On April 26, 2019, CCI approved the acquisition of up to 71% of the total equity shareholding of NIIT Technologies Limited (‘NIIT’) by Hulst B.V. (‘Hulst/Acquirer’). The transaction was structured to be implemented by way of: (i) acquisition of 30.04% of NIIT’s share capital on a fully diluted basis from the promoters; (ii) acquisition of 26% of NIIT’s shares in an open offer; and (iii) acquisition of the remaining of 15% shares from the open market.
While NIIT is a global IT solutions provider, Hulst is an international private equity firm, which is part of the Baring Group, with a focus on private equity investments in Asia. It was noted that a group company of the Baring Group (Baring Asia Private Equity Fund V, L.P.) has invested in and controls HT Global IT Solutions Holdings Limited, which owns approximately 62.59% of the shares in Hexaware Technologies Limited (‘Hexaware’). Hexaware operates in a similar segment as NIIT Tech and offers various Information Technology (‘IT’) and Information Technology Enabled Services (‘ITES’).

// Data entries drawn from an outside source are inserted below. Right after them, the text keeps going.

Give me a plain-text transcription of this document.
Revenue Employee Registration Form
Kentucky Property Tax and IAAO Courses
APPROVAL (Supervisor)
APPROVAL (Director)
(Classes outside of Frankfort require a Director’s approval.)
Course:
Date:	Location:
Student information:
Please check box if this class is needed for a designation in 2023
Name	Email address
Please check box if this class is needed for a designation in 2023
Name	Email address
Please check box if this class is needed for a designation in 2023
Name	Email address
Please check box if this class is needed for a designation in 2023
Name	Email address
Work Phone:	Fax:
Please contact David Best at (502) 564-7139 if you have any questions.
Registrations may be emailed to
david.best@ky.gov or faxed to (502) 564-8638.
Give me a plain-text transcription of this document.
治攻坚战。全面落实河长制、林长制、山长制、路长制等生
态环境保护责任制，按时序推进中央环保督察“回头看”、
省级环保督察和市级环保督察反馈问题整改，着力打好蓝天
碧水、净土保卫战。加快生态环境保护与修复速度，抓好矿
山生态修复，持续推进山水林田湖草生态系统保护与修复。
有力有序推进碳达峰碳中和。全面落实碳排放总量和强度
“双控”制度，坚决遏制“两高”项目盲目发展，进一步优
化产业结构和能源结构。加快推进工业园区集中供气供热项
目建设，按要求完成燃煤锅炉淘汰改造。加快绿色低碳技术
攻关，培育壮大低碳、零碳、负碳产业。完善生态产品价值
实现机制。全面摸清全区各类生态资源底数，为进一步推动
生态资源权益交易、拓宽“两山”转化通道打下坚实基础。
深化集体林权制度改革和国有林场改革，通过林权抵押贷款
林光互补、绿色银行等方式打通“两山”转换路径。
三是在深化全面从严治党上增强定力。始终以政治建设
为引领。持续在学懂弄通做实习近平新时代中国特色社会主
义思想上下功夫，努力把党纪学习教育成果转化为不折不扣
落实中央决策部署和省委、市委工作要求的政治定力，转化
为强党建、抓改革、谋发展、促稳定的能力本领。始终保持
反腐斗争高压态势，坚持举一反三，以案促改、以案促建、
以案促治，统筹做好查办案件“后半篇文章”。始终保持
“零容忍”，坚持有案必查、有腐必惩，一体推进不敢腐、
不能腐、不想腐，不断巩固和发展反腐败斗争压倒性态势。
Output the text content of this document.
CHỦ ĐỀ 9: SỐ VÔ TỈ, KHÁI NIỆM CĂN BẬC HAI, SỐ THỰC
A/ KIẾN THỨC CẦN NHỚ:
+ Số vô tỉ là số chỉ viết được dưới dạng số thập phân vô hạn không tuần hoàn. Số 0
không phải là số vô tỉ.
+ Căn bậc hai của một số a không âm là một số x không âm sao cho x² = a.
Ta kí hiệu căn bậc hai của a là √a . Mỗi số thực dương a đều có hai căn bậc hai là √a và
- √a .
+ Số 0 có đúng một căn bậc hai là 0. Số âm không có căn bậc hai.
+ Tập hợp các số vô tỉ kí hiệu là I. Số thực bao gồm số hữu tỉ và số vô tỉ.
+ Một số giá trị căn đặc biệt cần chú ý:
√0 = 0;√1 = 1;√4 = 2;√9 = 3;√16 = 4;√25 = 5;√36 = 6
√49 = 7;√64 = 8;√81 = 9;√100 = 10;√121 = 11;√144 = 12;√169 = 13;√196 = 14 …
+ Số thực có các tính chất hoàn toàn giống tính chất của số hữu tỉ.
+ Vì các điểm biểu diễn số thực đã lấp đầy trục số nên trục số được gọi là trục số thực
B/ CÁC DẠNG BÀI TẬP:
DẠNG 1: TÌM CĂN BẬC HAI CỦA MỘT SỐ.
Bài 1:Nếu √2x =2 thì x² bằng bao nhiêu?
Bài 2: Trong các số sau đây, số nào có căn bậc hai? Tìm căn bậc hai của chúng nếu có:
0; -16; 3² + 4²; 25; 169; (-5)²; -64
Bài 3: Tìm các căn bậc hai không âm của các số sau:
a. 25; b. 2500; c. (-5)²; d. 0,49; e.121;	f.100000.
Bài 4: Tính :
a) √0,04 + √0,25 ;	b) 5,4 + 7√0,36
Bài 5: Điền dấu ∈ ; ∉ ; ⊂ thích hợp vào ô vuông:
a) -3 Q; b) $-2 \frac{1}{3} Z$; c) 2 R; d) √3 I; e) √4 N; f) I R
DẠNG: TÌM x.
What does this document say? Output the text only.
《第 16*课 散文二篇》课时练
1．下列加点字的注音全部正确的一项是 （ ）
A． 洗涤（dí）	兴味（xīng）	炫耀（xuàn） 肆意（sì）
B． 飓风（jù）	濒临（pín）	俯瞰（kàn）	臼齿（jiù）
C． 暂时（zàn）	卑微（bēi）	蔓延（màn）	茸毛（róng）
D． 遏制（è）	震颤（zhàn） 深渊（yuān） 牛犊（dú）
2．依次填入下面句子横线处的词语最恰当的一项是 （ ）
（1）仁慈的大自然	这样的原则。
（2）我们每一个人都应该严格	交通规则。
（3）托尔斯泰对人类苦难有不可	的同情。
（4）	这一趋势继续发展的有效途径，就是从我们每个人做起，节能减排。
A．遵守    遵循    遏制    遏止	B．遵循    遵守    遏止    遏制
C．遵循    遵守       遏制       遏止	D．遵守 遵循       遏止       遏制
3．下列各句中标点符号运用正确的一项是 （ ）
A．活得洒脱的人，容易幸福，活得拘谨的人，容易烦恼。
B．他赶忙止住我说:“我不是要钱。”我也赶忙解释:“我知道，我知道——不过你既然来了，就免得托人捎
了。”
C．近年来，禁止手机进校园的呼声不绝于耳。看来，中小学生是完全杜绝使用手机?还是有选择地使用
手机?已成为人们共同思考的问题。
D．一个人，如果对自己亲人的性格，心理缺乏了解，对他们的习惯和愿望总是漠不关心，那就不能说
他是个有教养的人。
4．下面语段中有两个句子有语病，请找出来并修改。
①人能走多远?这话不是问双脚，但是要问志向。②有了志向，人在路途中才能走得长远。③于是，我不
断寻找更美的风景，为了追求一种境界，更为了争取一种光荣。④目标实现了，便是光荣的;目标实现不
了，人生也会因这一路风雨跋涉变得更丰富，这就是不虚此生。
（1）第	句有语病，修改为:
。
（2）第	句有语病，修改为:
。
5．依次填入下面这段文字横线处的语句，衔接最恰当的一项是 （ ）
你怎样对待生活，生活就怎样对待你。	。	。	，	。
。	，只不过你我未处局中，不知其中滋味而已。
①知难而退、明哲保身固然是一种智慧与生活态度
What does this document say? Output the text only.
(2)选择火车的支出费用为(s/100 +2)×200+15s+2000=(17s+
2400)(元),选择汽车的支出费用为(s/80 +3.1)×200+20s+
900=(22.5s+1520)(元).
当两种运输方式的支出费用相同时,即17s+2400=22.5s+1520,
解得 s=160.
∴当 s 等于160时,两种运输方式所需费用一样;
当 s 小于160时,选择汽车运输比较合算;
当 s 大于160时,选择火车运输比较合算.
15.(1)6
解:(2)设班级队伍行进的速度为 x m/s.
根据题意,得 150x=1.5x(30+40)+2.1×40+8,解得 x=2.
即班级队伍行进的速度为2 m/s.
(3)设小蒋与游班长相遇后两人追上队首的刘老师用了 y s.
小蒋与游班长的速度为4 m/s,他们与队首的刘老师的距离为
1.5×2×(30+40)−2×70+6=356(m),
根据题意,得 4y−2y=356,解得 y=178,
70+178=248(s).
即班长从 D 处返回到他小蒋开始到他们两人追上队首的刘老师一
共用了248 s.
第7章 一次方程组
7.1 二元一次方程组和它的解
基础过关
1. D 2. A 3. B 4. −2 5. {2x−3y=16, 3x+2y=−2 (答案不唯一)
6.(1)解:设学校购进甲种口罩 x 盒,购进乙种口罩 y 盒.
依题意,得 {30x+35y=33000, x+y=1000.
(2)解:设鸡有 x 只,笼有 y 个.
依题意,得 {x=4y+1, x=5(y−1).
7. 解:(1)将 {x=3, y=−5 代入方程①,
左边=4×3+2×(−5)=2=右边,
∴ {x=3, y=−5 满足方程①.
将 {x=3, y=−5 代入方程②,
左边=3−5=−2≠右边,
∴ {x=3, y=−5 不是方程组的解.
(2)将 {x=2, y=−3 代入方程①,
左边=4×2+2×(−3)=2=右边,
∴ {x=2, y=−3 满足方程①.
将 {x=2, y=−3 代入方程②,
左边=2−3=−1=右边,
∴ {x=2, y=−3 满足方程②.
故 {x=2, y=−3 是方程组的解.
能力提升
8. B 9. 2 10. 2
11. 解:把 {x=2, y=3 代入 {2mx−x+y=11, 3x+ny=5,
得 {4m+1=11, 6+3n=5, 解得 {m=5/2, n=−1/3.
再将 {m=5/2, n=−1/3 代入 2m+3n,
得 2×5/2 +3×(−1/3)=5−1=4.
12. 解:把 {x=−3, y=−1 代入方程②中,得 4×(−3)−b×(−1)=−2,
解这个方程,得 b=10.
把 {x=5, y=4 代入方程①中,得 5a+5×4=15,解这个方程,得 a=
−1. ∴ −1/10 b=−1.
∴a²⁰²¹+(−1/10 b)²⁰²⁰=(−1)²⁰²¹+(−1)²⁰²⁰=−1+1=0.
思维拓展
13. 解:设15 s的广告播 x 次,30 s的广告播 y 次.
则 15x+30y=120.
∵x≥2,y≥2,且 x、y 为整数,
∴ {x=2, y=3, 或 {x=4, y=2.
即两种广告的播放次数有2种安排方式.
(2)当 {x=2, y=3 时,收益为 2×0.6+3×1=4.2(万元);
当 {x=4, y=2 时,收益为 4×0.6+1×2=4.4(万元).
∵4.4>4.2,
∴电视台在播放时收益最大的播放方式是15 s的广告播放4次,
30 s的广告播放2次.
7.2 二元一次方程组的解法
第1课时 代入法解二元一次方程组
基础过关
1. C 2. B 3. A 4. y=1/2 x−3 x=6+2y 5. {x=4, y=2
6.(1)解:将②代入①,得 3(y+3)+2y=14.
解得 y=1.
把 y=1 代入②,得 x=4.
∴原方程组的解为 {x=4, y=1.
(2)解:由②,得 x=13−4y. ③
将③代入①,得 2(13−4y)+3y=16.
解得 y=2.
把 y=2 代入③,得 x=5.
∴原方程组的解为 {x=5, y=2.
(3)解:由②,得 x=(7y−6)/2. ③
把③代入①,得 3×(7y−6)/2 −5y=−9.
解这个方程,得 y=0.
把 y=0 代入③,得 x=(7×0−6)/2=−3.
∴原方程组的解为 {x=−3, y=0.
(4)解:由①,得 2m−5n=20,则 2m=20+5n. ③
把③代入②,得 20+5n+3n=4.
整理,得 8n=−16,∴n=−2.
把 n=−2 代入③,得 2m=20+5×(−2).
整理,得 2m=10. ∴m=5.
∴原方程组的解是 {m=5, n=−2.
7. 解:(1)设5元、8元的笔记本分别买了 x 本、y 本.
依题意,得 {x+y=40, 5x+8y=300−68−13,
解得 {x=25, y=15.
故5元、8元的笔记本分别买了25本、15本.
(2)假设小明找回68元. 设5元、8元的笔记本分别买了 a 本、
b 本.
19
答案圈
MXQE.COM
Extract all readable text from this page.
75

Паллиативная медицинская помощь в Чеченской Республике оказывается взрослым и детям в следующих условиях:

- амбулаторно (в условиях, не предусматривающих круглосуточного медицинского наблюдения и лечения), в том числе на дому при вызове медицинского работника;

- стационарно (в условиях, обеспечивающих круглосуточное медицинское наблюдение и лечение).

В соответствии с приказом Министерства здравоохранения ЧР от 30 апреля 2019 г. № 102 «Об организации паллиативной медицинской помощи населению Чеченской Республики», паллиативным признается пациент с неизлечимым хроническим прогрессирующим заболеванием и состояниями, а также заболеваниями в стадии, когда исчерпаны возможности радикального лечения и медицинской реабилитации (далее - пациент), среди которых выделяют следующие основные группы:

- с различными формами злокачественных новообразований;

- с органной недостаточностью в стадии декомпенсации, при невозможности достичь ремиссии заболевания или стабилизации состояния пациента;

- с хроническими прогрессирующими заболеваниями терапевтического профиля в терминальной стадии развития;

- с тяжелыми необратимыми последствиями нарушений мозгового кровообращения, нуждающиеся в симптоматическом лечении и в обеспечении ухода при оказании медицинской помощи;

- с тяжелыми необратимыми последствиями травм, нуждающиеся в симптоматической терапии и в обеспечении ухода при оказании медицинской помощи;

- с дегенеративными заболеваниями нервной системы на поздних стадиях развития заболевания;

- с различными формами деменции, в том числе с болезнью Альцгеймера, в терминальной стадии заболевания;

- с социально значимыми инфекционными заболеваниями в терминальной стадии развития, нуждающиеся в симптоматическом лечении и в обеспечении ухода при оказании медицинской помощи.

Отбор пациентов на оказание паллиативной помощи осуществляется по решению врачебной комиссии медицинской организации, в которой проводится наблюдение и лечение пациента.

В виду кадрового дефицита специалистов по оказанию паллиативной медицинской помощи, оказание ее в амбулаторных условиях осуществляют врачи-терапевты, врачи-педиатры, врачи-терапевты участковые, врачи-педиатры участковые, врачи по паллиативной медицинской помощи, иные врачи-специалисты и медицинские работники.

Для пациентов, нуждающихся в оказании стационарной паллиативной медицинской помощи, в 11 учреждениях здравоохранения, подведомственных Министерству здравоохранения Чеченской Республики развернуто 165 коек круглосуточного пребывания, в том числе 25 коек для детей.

In its assessment, CCI observed that a broad overlap existed between the Acquirer (present through Hexaware) and NIIT in the market for IT and ITES, and more specifically in relation to IT consulting, business process outsourcing, IT implementation services, and IT outsourcing services. However, owing to the insignificant combined market share of the parties and the presence of large players such as Tata Consultancy Services, Infosys, IBM, and Wipro, CCI unconditionally approved the combination.